Comment les complémentaires santé prennent en charge les troubles du sommeil

Publié le par angeline351

Comment les complémentaires santé prennent en charge les troubles du sommeil

Du somnambulisme à la narcolepsie en passant par l’insomnie : les désordres liés au sommeil peuvent nuire à l’activité des salariés et des employeurs.

Augmentation des arrêts de travail, difficultés de concentration voire problèmes relationnels : les troubles du sommeil peuvent directement nuire à l’activité de l’entreprise, que ce soit du côté du salarié comme de l’employeur.
 
Il existe quatre principaux troubles du sommeil :
L’insomnie. Endormissement difficile, sommeil de mauvaise qualité, réveils multiples et déphasés : cette maladie toucherait 10% des Français de manière chronique.
L’hypersomnie. Elle peut se manifester, soit par des endormissements répétés et impromptus (narcolepsie), soit par un allongement anormal de la durée du sommeil.
L’apnée du sommeil. Touchant entre 5 et 7% de la population française, ce phénomène se manifeste par des arrêts respiratoires (jusqu’à plusieurs dizaines par jour) dus à des obstructions du pharynx.
Le syndrome des jambes sans repos.

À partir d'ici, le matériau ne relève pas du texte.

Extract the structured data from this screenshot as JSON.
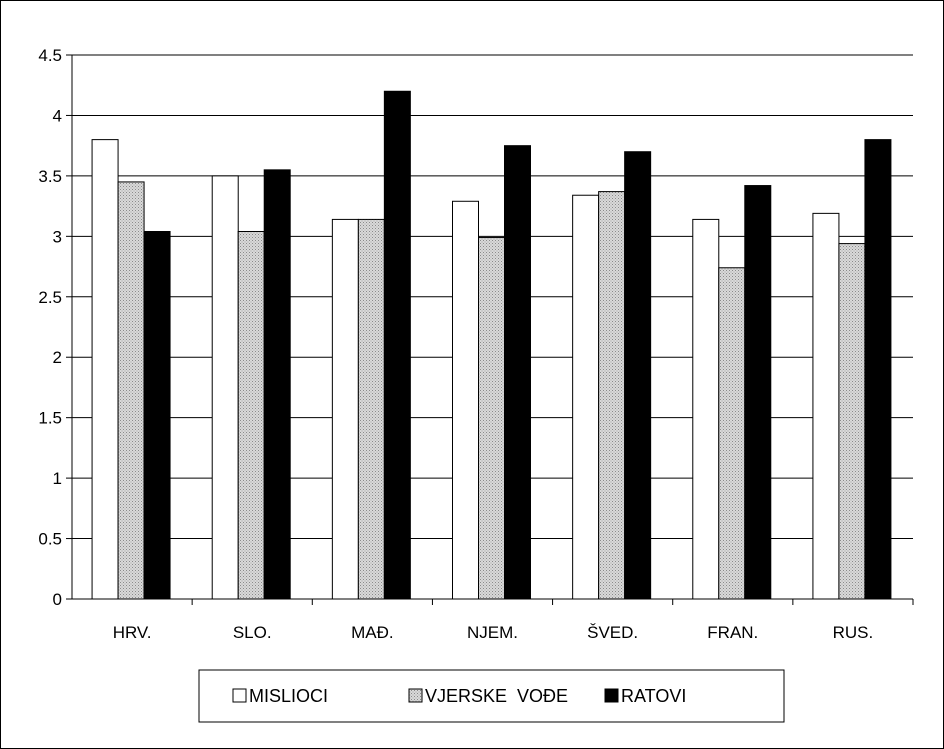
{
  "chart_data": {
    "type": "bar",
    "title": "",
    "xlabel": "",
    "ylabel": "",
    "categories": [
      "HRV.",
      "SLO.",
      "MAĐ.",
      "NJEM.",
      "ŠVED.",
      "FRAN.",
      "RUS."
    ],
    "yticks": [
      "0",
      "0.5",
      "1",
      "1.5",
      "2",
      "2.5",
      "3",
      "3.5",
      "4",
      "4.5"
    ],
    "ylim": [
      0,
      4.5
    ],
    "grid": true,
    "legend_position": "bottom",
    "series": [
      {
        "name": "MISLIOCI",
        "fill": "#ffffff",
        "pattern": "none",
        "values": [
          3.8,
          3.5,
          3.14,
          3.29,
          3.34,
          3.14,
          3.19
        ]
      },
      {
        "name": "VJERSKE  VOĐE",
        "fill": "#c8c8c8",
        "pattern": "dotted",
        "values": [
          3.45,
          3.04,
          3.14,
          2.99,
          3.37,
          2.74,
          2.94
        ]
      },
      {
        "name": "RATOVI",
        "fill": "#000000",
        "pattern": "none",
        "values": [
          3.04,
          3.55,
          4.2,
          3.75,
          3.7,
          3.42,
          3.8
        ]
      }
    ]
  }
}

Le dormeur est inconsciemment saisi de mouvements involontaires (pieds et orteils), le plus souvent en raison d’une immobilité prolongée.
 

Une prise en charge variable

 
Selon les moyens mis en place pour lutter contre ces troubles, l’Assurance maladie puis la complémentaire santé peuvent prendre en charge une partie des frais engagés.
 
Une consultation du médecin traitant sera ainsi remboursée à hauteur de 70% et les médicaments prescrits par ce dernier à 65%. De même, les consultations de spécialistes, là aussi prescrites par ce même médecin, bénéficient d’un remboursement de l'Assurance maladie de 70% (sur la base du tarif conventionné).
 
Si une maladie neurologique est à l’origine des troubles, votre généraliste peut être amené à vous prescrire une cure thermale : l’Assurance Maladie prend alors en charge 70% du forfait de surveillance médicale et 65% du forfait thermal.
 
Autre traitement possible : la médecine douce, qui peut aider à résoudre certains troubles. Toutefois, le remboursement par l’Assurance maladie de ces actes est inconstant. Prescrite par un médecin conventionné, elle peut être soit remboursée à 70% dans certains cas (homéopathie, acupuncture et certains actes d’ostéopathie), soit nullement prise en charge.
 
Le remboursement par l’Assurance maladie de l’apnée du sommeil, qui concerne un demi-million de Français actuellement équipé d’un dispositif de pression positive continue (PPC) pour lutter contre cette maladie, se fait sans condition sur une base de 60%. Ce taux a été rétabli après la suspension, par le Conseil d'Etat, d'un arrêté restrictif publié par l’Assurance maladie quelques mois plus tôt.
 
Le coût de ce traitement est estimé à une vingtaine d’euros par semaine, la complémentaire santé pouvant s’occuper du reste à charge. A noter que les consultations et examens liés au traitement de ces apnées du sommeil peuvent être pris en charge à 100% par l’Assurance maladie en cas d’affection de longue durée (insuffisance respiratoire chronique ou maladie coronaire).
 
Les centres du sommeil parfois nécessaires

 
Votre médecin traitant peut, enfin, considérer qu’il est nécessaire pour le patient souffrant de troubles du sommeil d’être redirigé vers un des 50 « centres du sommeil » homologués par la Société Française de Recherche et Médecine du Sommeil (SFRMS).
 
Ces établissements sont spécialisés dans l'enregistrement et l'étude des dysfonctionnements du patient souffrant de troubles du sommeil. Les actes qui y sont menés sont alors remboursés à 70% par l'Assurance Maladie, la complémentaire santé pouvant couvrir le reste à charge.